Genetic and biochemical mechanisms of plant defense against insects.
Plants in nature are subject to attack by wide variety of caterpillars, beetles, aphids, and other insect herbivores. Although there are a million or more species of herbivorous insects, any individual plant species is resistant to the vast majority of these. Insect feeding is inhibited by an array of chemical defenses that exhibits great variability both within and among different plant species. However, although it is known that any plant leaf contains several thousand different metabolites, most of these remain unidentified.

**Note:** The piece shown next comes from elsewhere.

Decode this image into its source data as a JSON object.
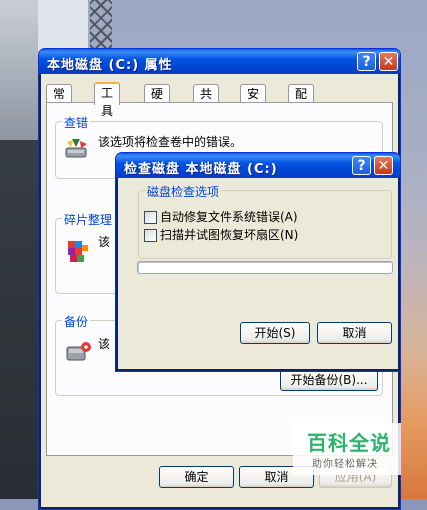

In the Jander lab we are investigating natural variation in the herbivore resistance of maize, tomato, and potato to elucidate the molecular basis of plant defense traits. Through a combination of genetic crosses, gene expression assays, metabolite profiling, and insect growth experiments, we are able to identify specific plant genes, biosynthetic pathways, and metabolites that are required to mount an effective anti-herbivore defense.